Since length and tension are the two things that can vary in muscle contractions, neither stretching nor massage can change the actual length of the muscles. The change in tension in a healthy muscle can be experienced as “lengthening” the muscle. There’s a pathology of muscle contraction, however, where the prognosis is different.
[Related: Can Your Massage Therapist Stretch Your Fascia?]
Two of my former patients taught me a great deal about what massage could and could not achieve with contracture that had lasted for years. Their names are changed to keep their privacy.
Grace was a good-natured 79-year -old woman who had spent her life in a wheelchair, due to severe contractures that prevented her from being able to stand up straight or to walk, and that left her in constant pain.
Her mother had died giving birth to her, and Grace had been deprived of oxygen for several crucial moments during the birth. She had been institutionalized for most of her life, due to her severe disabilities, including cognitive developmental delays.
Mehmet had been a small businessman until he was severely burned in an explosion. The doctors in his country had managed to save his life, but he was left with so much scar tissue that his hands and face were severely contracted. He came to the U.S. to seek further medical reconstructive treatment.
Both Grace and Mehmet were experiencing similar symptoms, although the causes were very different. Contractures are permanent shortening contractions of muscle tissue, leading to fibrosis, atrophy, and tissue death. In Grace’s case, the motor neuron damage caused by oxygen deprivation contributed to the contractures while Mehmet’s contractures were caused by scar tissue pulling on his muscles.
Both of them sought massage therapy in the hope of accomplishing some release (by which they meant lengthening) of the contractures, and in both cases, we ultimately were unable to accomplish that for the most part, although Mehmet was able to gain a little more flexibility in his jaw area.

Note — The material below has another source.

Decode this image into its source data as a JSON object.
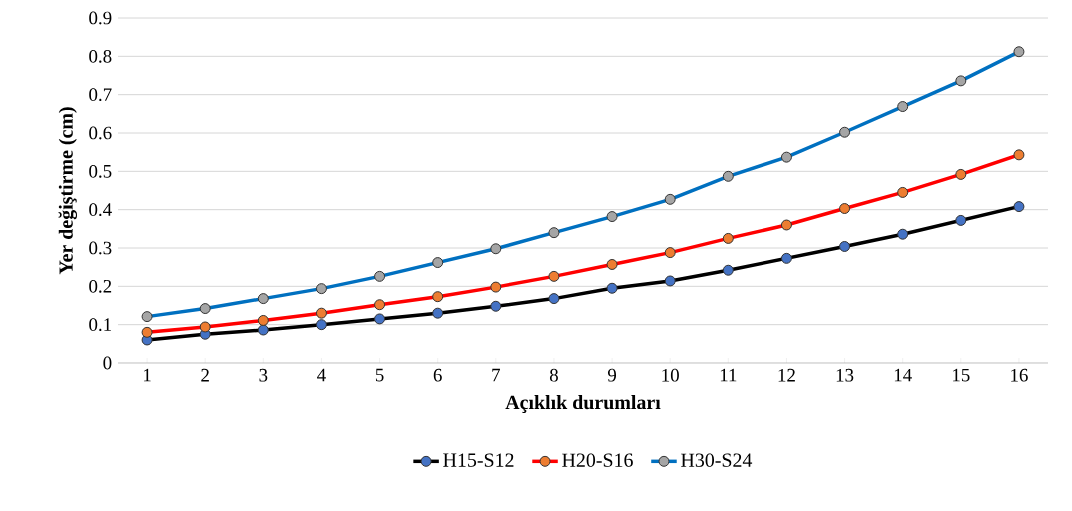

If either of them had been able to seek treatment earlier (in Grace’s case, decades earlier; in Mehmet’s case, years earlier), it’s possible that enough stretching as part of a complete team healthcare treatment plan might have been able to help them preserve some flexibility and make the contractures less severe.
Thus, it’s extremely unlikely that stretching could have completely prevented their contractures, but if they have sought treatment earlier, they may be more likely to slow down the symptoms.
Muscle contraction summary
Skeletal muscle contracts in three ways:
- isotonic (“same tension”) contractions, where the muscle shortens (concentric) or extends back to its relaxed length (eccentric);
- isometric (“same measure”) contractions, where the muscle length doesn’t change.
- The cross-bridge model describes how muscle contraction and relaxation occur, as a result of molecular interactions among actin and myosin filaments in muscle fibers.
Neither massage nor stretching (or similar methods like foam rolling) actually lengthens muscles, although the change in perception of tension may be experienced as lengthening. Muscle cells undergo the same metabolic processes as other cells do, and they have similar inputs and outputs for cellular respiration.
And so, there’s no evidence or plausibility that massage causes muscles to release toxins. On its own merits, massage therapy can be an important part of self-care, wellness, and fitness and can contribute to a program of healthy exercise.